I recently saw the James Turrell retrospective at the Los Angeles County Museum of Art (LACMA), which opened concurrently with sweeping exhibitions at the Museum of Fine Arts, Houston, and the Solomon R. Guggenheim Museum, New York. Three of the most powerful institutions on the planet operated in conjunction with one another to bring the works of one living artist to the fore, and the show at LACMA is enticing. It is a sprawling catalogue of phenomenological explorations, each room harnessing totally different aspects of perception through illusory tricks of light, deep connection to color, and participatory mental and physical immersion. In spending enough time with any given work, I couldn’t help but release a part of myself to the religiosity of the experiences. In a way that curtails explanation, dedicating myself to prolonged, intentional viewing felt like sublimating my consciousness to an interior realm, unknowingly deconstructing my surroundings until only an overwhelming field of color remained.

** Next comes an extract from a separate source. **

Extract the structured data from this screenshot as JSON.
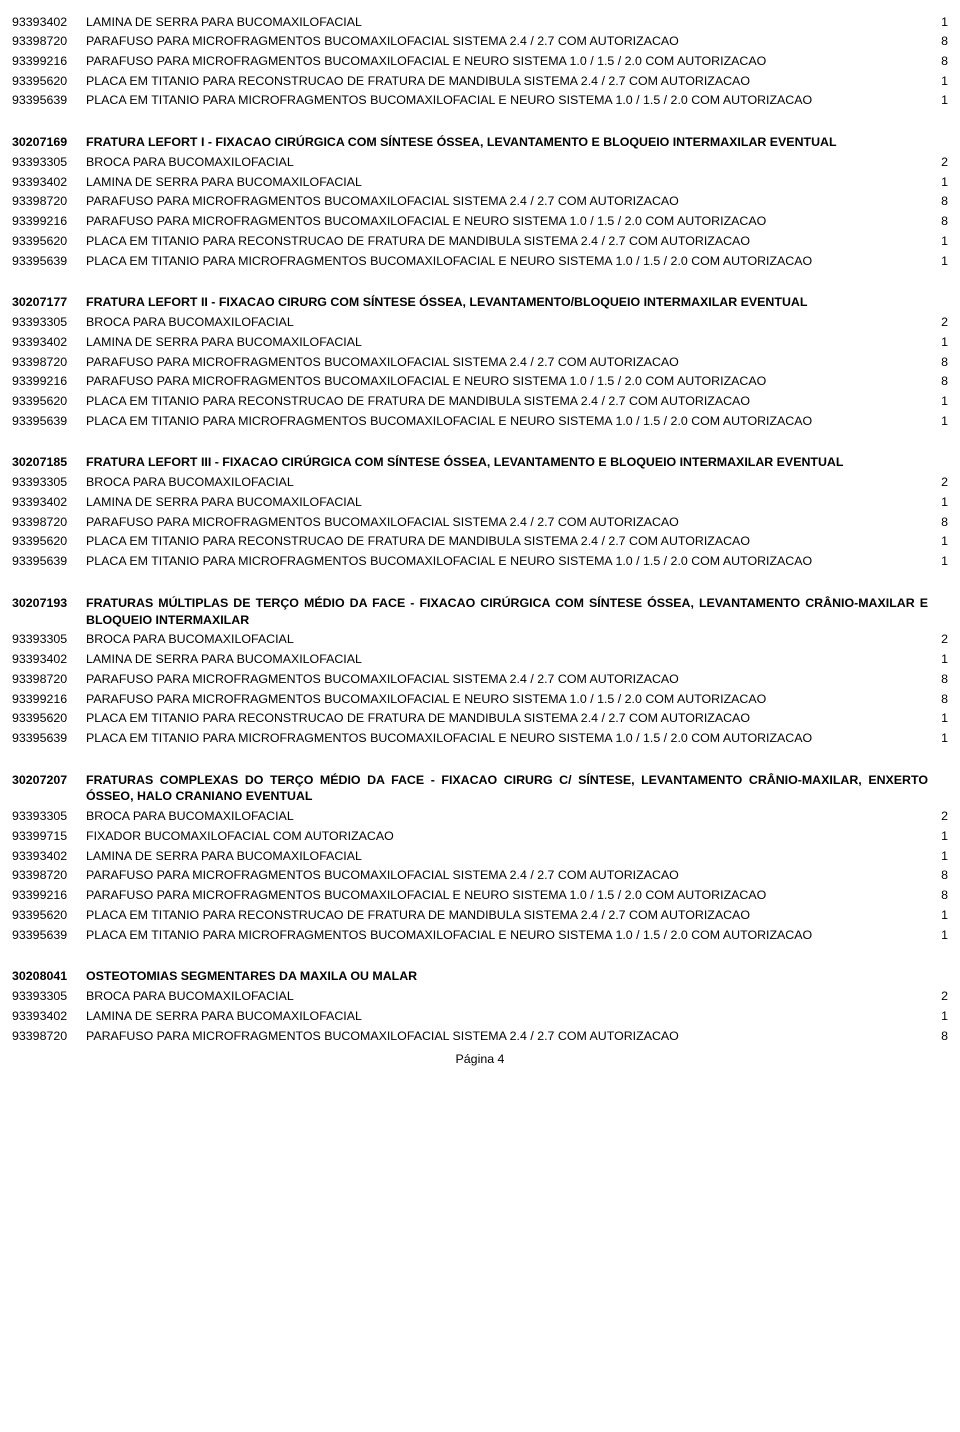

James Turrell, "Breathing Light" (2013), LACMA. Photo by Florian Hotzherr.

James Turrell, “Breathing Light” (2013), LACMA. Photo by Florian Hotzherr.


There is an aspect of abstract art, particularly that of immersive environments along the lines of James Turrell, Robert Irwin, Doug Wheeler, and recently Ólafur Elíasson, that escapes reproduction and is impossible to convey through words. It is surely akin to attempting to explain why the paintings of the Abstract Expressionists resonate within one’s self; to profess love for the way a red dot amid a swath of yellow in a Clyfford Still will always remain as abstract an emotion as the painting itself. And I think it is this inexplicable connection to a work that makes it resonate with any given person. We feel a two-way connection with the artwork that escapes reasoning, making it a private moment we are not expected to share with others. It is through this beauty—that which belongs to the sublime existence of nature—that we come to see the delicate contours of humanity that are otherwise overshadowed by unspeakable atrocities. We permit ourselves these moments of solitude to forget, if only for a beat, before returning to our realities.



Ólafur Elíasson, "The Weather Project" (2003), installation view, Turbine Hall at Tate Modern. Photo by Tate Photography.

Ólafur Elíasson, “The Weather Project” (2003), installation view, Turbine Hall at Tate Modern. Photo by Tate Photography.


But the grandiosity of the Turrell exhibition sparked in me an insidious thought that crept like a vine. Even as I stood alone in front of one of the largest pieces—an enormous glowing purple rectangle, an edifice at the end of a long room that danced around the periphery of my vision­—I couldn’t separate from the greater context. As I stood before its phantasmal ocean, my inhalations slowing, my eyes widening with each moment in an attempt to latch onto any figment of reality in the darkness, the thick concrete walls supporting the behemoth structure began to build slowly in my mind as in some time-lapse film of their construction. Envisioned by acclaimed architect Renzo Piano, named for the building’s primary funder Eli Broad, my understanding of the Broad Contemporary Art Museum at LACMA, guardian of these works of supreme escapism, shifted.


As I walked from one monstrous gallery space to the next, hosting more of Turrell’s works, I found my transcendental experience interrupted by the one prevailing fact that hadn’t fully left me since purchasing my twenty-five-dollar, reservation only ticket: this national endeavor was exorbitantly expensive to produce. While I was grateful for the museum mandated low-occupancy stroll through the galleries, I kept thinking of the fissure that was created by this economic and ideological exclusivity. These warehouses for art, diligently named after the wealthiest benefactors, were one small component of this dizzying conquest for abstraction. From the millions to build the buildings to the unfathomable amounts spent on insurance, shipment, fabrication, coordination, lighting, publication, advertisement, and everything else that keeps the operation running, I found myself unable to detach.


What I began ruminating on with increasing fervor, passing the three-dimensional model of Turrell’s magnum opus, the Roden Crater (imagine mind-bending, architecturally fascinating rooms dug throughout a mountain, illuminated variously by the sun or night sky depending on the rotation of the Earth), was the real and metaphoric value of abstraction, the role of the institutionalized museum, and the ethics of the production and consumption of abstract art.